Pecan is a hickory, and hickory is in the walnut family. You will find it very hard.


----------



## Yonak (Mar 27, 2014)

> It is pecan.
> 
> - WDHLT15


Danny, it doesn't look like any pecan I've seen. How can you tell ?


----------



## GravyBones (Apr 20, 2015)

It is 5 feet long by 2 feet wide and is 7/4. I paid $20 for it at a garage sale. Do you think it is worth it?

I noticed where the tung oil is that the grain has depth to it and changes reflection when you move around and look at it. It acts like mahogany does..it isn't mahogany, I'm just saying the depth of parts of the grain act like mahogany when you look at certain parts. The reflections change like you can look deep into it.

Great replies so far.


----------



## WDHLT15 (Aug 15, 2011)

Yonak,

Mainly from the color and texture of the heartwood.
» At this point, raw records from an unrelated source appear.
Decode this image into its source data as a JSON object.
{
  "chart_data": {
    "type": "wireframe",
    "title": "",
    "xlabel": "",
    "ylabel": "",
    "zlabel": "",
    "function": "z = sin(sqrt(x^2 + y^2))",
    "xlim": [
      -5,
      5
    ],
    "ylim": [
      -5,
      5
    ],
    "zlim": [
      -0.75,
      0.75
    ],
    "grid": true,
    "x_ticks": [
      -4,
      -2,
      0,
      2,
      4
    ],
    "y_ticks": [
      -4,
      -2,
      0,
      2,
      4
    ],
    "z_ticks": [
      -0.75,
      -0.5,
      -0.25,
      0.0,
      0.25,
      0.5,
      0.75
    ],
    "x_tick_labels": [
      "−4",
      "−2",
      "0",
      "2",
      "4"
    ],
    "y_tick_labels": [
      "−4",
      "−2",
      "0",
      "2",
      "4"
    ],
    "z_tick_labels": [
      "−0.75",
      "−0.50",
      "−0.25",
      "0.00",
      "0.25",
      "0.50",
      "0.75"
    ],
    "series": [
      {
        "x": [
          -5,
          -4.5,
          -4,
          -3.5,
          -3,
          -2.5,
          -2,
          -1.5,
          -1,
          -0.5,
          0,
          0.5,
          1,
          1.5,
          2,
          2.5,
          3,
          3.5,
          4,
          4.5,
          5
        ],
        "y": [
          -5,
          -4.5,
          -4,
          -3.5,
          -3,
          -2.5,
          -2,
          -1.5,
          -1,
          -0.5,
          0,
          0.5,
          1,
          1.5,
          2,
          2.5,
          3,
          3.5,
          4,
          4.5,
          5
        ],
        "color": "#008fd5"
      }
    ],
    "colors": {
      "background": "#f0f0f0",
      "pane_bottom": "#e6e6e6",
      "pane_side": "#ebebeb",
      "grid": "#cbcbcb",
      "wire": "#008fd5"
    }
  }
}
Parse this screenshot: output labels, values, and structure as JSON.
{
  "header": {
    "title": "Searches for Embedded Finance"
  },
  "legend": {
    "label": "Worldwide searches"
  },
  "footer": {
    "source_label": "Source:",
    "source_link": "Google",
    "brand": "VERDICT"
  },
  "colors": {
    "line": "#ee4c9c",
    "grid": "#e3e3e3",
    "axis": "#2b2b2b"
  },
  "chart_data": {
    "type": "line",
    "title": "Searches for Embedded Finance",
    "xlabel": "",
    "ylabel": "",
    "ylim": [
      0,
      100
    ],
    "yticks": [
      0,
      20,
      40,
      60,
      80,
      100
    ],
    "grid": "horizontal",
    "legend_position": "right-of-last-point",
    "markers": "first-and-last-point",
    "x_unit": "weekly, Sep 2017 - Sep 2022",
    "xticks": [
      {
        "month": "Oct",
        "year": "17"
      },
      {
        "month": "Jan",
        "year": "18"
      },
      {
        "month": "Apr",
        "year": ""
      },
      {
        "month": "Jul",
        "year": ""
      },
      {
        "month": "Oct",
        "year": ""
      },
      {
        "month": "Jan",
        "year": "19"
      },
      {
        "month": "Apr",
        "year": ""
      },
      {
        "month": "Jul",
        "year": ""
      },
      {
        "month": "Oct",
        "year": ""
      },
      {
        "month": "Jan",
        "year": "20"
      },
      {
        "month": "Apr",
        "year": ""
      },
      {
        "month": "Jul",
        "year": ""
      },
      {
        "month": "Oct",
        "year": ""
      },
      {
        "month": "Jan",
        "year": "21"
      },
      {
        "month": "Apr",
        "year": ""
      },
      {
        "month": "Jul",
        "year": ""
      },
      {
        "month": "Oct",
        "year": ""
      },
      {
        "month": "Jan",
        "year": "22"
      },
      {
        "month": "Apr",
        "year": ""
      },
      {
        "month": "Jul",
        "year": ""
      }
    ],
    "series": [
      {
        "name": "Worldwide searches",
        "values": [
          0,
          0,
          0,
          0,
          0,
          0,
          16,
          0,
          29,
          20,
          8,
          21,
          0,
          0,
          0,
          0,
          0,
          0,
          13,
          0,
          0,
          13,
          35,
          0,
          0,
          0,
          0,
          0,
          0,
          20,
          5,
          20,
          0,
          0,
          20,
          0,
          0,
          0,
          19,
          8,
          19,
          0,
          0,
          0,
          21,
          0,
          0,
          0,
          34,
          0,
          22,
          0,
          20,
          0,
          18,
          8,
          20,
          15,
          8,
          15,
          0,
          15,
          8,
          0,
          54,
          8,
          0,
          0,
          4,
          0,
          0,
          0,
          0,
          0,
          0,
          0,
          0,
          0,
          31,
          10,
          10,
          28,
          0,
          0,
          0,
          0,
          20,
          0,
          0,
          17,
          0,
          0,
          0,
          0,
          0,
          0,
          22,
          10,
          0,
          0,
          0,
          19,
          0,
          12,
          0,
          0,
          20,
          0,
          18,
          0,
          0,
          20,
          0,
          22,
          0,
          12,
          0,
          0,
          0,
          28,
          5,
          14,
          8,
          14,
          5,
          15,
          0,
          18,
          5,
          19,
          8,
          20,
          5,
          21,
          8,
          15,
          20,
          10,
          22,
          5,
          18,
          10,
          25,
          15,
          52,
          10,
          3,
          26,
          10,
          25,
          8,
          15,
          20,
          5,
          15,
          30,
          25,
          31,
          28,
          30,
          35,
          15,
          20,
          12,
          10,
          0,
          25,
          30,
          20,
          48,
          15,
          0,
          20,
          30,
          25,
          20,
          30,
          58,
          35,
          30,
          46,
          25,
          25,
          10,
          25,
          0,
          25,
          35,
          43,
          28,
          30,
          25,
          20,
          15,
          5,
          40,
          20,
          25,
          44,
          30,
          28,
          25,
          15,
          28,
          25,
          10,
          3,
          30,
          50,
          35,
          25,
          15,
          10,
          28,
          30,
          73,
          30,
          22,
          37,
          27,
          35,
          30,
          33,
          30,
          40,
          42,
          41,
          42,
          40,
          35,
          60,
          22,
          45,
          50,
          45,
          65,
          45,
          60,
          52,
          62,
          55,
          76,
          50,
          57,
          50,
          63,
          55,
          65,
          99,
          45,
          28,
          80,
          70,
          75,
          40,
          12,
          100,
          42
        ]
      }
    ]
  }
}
Pecan heartwood from old trees has a very brown color, sometimes lighter, sometimes much darker. Here are a couple of pieces with the color.


----------



## MSRiverdog (Mar 3, 2008)

English Walnut.


----------



## WDHLT15 (Aug 15, 2011)

No Sir. Sorry. It is pecan. Although pecan is in the walnut family.


----------



## Yonak (Mar 27, 2014)




----------



## Mahdeew (Jul 24, 2013)

Yep. Pecan.


----------



## wormil (Nov 19, 2011)

I can't say it isn't pecan, I've never seen pecan in person but it doesn't look anything like pictures of pecan. It does look like walnut sapwood where they've slabbed it off the outside of the tree.


----------



## BurlyBob (Mar 13, 2012)

Yeah, whatever! You got one beautiful piece. I am so very jealous.


----------



## WDHLT15 (Aug 15, 2011)

Thought that I would post this pic of some very nice heart pecan. This one screams to be a little hall table.










I recent sawed some really nice older pecan with a good bit of heartwood. These boards are 9/4 (sawn at 2 3/8" rough). They should plane out to a full 2" once dry.


----------



## Pono (Mar 10, 2012)

monkeypod here has the same exact look that looks nothing like pecan. That's a crotch section you can see the heart in 2 places where the branches came out


----------